Wednesday 11 September 2024

A visit to the Knesset

 Last week a group of 35 intrepid Hanassi members spent the best part of five hours on a fascinating and most informative visit to the Knesset Building, the current home of Israel's parliamentary democracy. Aided by the superlative skills of tour guide Joel Rabinovitz, we toured the sights, studied the dramatic Chagall artwork (a sample of which appears on the right), sat in the debating chamber and experienced the cold intimacy of the committee rooms -- the place where the real decisions are made and deals struck in order that the country's fissiparous political groupings can achieve any sort of consensus that might be turned into an actual law.
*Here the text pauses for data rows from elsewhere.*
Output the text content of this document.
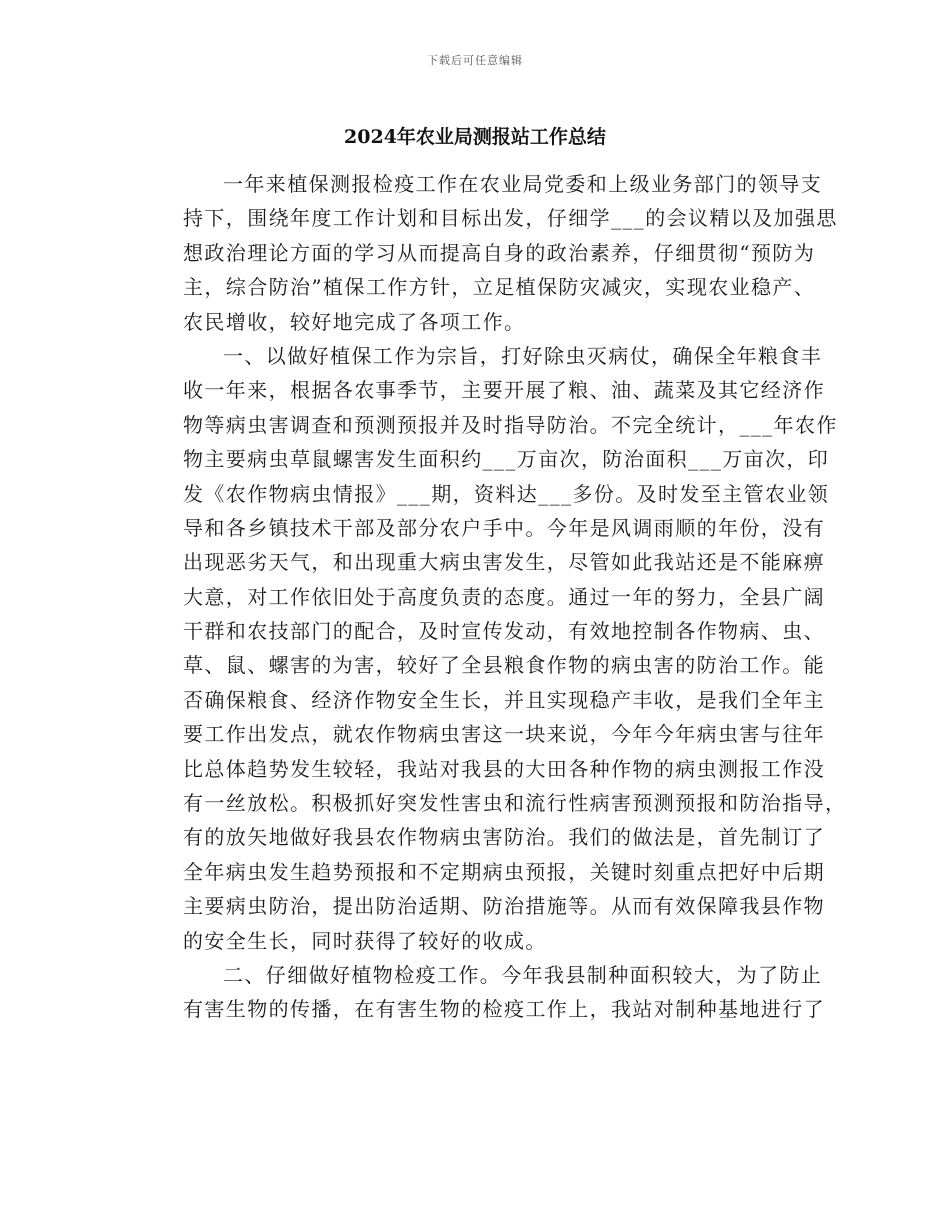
下载后可任意编辑
2024年农业局测报站工作总结
一年来植保测报检疫工作在农业局党委和上级业务部门的领导支
持下，围绕年度工作计划和目标出发，仔细学___的会议精以及加强思
想政治理论方面的学习从而提高自身的政治素养，仔细贯彻“预防为
主，综合防治”植保工作方针，立足植保防灾减灾，实现农业稳产、
农民增收，较好地完成了各项工作。
一、以做好植保工作为宗旨，打好除虫灭病仗，确保全年粮食丰
收一年来，根据各农事季节，主要开展了粮、油、蔬菜及其它经济作
物等病虫害调查和预测预报并及时指导防治。不完全统计，___年农作
物主要病虫草鼠螺害发生面积约___万亩次，防治面积___万亩次，印
发《农作物病虫情报》___期，资料达___多份。及时发至主管农业领
导和各乡镇技术干部及部分农户手中。今年是风调雨顺的年份，没有
出现恶劣天气，和出现重大病虫害发生，尽管如此我站还是不能麻痹
大意，对工作依旧处于高度负责的态度。通过一年的努力，全县广阔
干群和农技部门的配合，及时宣传发动，有效地控制各作物病、虫、
草、鼠、螺害的为害，较好了全县粮食作物的病虫害的防治工作。能
否确保粮食、经济作物安全生长，并且实现稳产丰收，是我们全年主
要工作出发点，就农作物病虫害这一块来说，今年今年病虫害与往年
比总体趋势发生较轻，我站对我县的大田各种作物的病虫测报工作没
有一丝放松。积极抓好突发性害虫和流行性病害预测预报和防治指导，
有的放矢地做好我县农作物病虫害防治。我们的做法是，首先制订了
全年病虫发生趋势预报和不定期病虫预报，关键时刻重点把好中后期
主要病虫防治，提出防治适期、防治措施等。从而有效保障我县作物
的安全生长，同时获得了较好的收成。
二、仔细做好植物检疫工作。今年我县制种面积较大，为了防止
有害生物的传播，在有害生物的检疫工作上，我站对制种基地进行了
Our guide gave us an account of the Knesset that embraced its historical, political, legislative and technological functions. My impression was of a building that was very much bigger on the inside than it appeared to be from the outside, and that it was designed in such a way as to enable the many people who work there to have enough space for comfort and confidentiality while being sufficiently compact that no-one would be too remote as to be imaccessible. Whatever criticisms and grievances may be directed to Israeli governments past, present and no doubt future, they are not the fault of the building that houses them! 

One thing that struck me was the parallel between the Knesset's state-of-the-art technology for monitoring the activities of MKs and an old mishnaic prescription for the avoidance of sin. When MKs are in the debating chamber they sit, stand and speak before a battery of cameras. Their every word is recorded and stored in the Knesset's computer system and stenographers write it all down for posterity so that it may be printed out and read at leisure.  This echoes Avot 2:1 where Rabbi Yehudah HaNasi urges us to remember that, even though we are not MKs ourselves, whatever we do is seen, heard and recorded by an authority even higher than the Knesset.

I should mention two other important features of the Hanassi tour. The first, chronologically if not in terms of its significance, was our opportunity to sample the many and varied delights of the Knesset canteen, where an excellent and tasty lunch may be picked up at a most modest cost. 

The second, which concluded our visit, was an opportunity to engage in a question-and-answer session with one of the MKs, a lively young man by the name of Ohad Tal. (pictured, left, with Rabbi Kenigsberg). We tried our best to ask him his opinions on some inevitably sensitive and topical subjects, though sometimes the temptation to give him our thoughts instead was well-nigh irresistible. 

 It only remains to thank the Women's League for organising this event, with special mentions for Shirley March and Avelyn Hass.